Генри покачал головой:
– Он не может. Каких бы Карл ни наделал ошибок, Пим довел его до крайностей. Джулиус, ты же отлично понимаешь, что мы обязаны поддерживать порядок. Парламент придется проучить.
– Он двинет войска?
– Королева отправилась во Францию с семейными драгоценностями. Нужны деньги, она собирается их продать.

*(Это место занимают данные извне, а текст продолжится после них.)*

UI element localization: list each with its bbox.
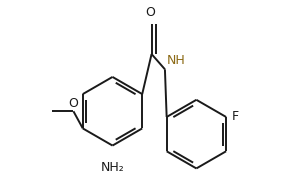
Text: F: F bbox=[232, 110, 239, 123]
Text: NH: NH bbox=[167, 54, 186, 67]
Text: O: O bbox=[145, 6, 155, 19]
Text: O: O bbox=[68, 97, 78, 110]
Text: NH₂: NH₂ bbox=[101, 161, 124, 174]
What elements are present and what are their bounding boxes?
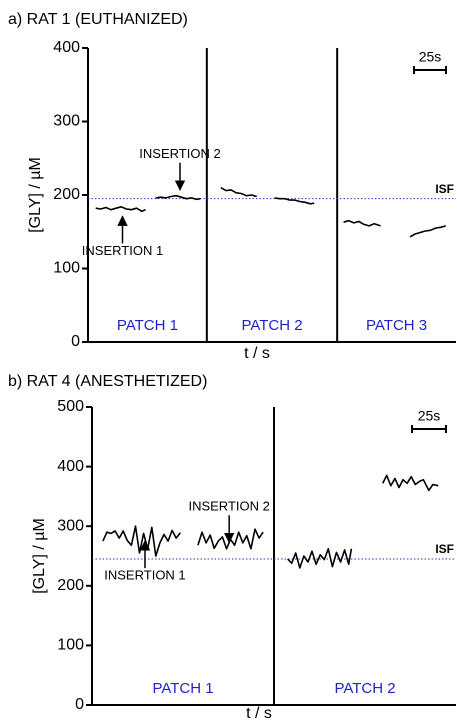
trace (155, 194, 201, 201)
x-axis-label: t / s (246, 705, 272, 721)
y-tick-label: 300 (57, 517, 84, 534)
patch-label: PATCH 2 (334, 680, 395, 697)
y-tick-label: 100 (57, 637, 84, 654)
scale-bar-label: 25s (418, 408, 441, 424)
y-tick-label: 400 (57, 458, 84, 475)
chart-title: b) RAT 4 (ANESTHETIZED) (8, 373, 207, 390)
scale-bar (411, 425, 447, 433)
trace (381, 474, 439, 492)
y-tick-label: 200 (57, 577, 84, 594)
isf-label: ISF (435, 542, 454, 556)
trace (220, 187, 257, 198)
trace (287, 548, 353, 569)
trace (197, 528, 264, 550)
y-tick-label: 500 (57, 398, 84, 415)
chart-title: a) RAT 1 (EUTHANIZED) (8, 11, 188, 28)
trace (102, 525, 181, 557)
trace (95, 206, 146, 212)
patch-label: PATCH 1 (117, 317, 178, 334)
y-tick-label: 300 (53, 113, 80, 130)
annotation-text: INSERTION 2 (139, 146, 220, 161)
annotation-text: INSERTION 1 (104, 568, 185, 583)
y-tick-label: 200 (53, 186, 80, 203)
y-axis-label: [GLY] / µM (27, 157, 44, 233)
patch-label: PATCH 2 (241, 317, 302, 334)
y-axis-label: [GLY] / µM (31, 518, 48, 594)
trace (409, 225, 447, 238)
y-tick-label: 100 (53, 260, 80, 277)
y-tick-label: 0 (71, 333, 80, 350)
y-tick-label: 0 (75, 696, 84, 713)
annotation-text: INSERTION 2 (188, 499, 269, 514)
trace (343, 219, 381, 227)
annotation-text: INSERTION 1 (82, 243, 163, 258)
scale-bar-label: 25s (419, 49, 442, 65)
scale-bar (413, 66, 447, 74)
isf-label: ISF (435, 182, 454, 196)
trace (274, 197, 315, 205)
y-tick-label: 400 (53, 39, 80, 56)
x-axis-label: t / s (244, 345, 270, 362)
patch-label: PATCH 1 (152, 680, 213, 697)
patch-label: PATCH 3 (366, 317, 427, 334)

Генри уехал через три дня, спустя два месяца он ненадолго вернулся и уведомил Джулиуса:
– Король прибыл в Йорк. Он призывает к себе всех верных членов парламента. Некоторые подтягиваются. – Но Генри добавил и другое: – Восточные и южные порты для нас закрыты. Похоже, нам изменил и флот.
– Парламент обратился с просьбой о добровольных пожертвованиях, – пришлось признаться Джулиусу. – И они получили столько столового серебра, что теперь не знают, куда его девать.
В конце лета перед ним забрезжила надежда. Отдельные сторонники короля выступали с разумными, обоснованными статьями, которые делали возможным компромисс.
– Быть может, еще удастся договориться, – сказал Джулиус семье.
Но в августе сместили мэра, и его место занял Пеннингтон Пуританин. При встрече же на Уотлинг-стрит с Гидеоном обстоятельный ремесленник жизнерадостно сообщил Джулиусу:
– Теперь мы все круглоголовые!
Через неделю пришло известие, что король поднял штандарт в Ноттингеме. То был традиционный, рыцарский способ объявления войны.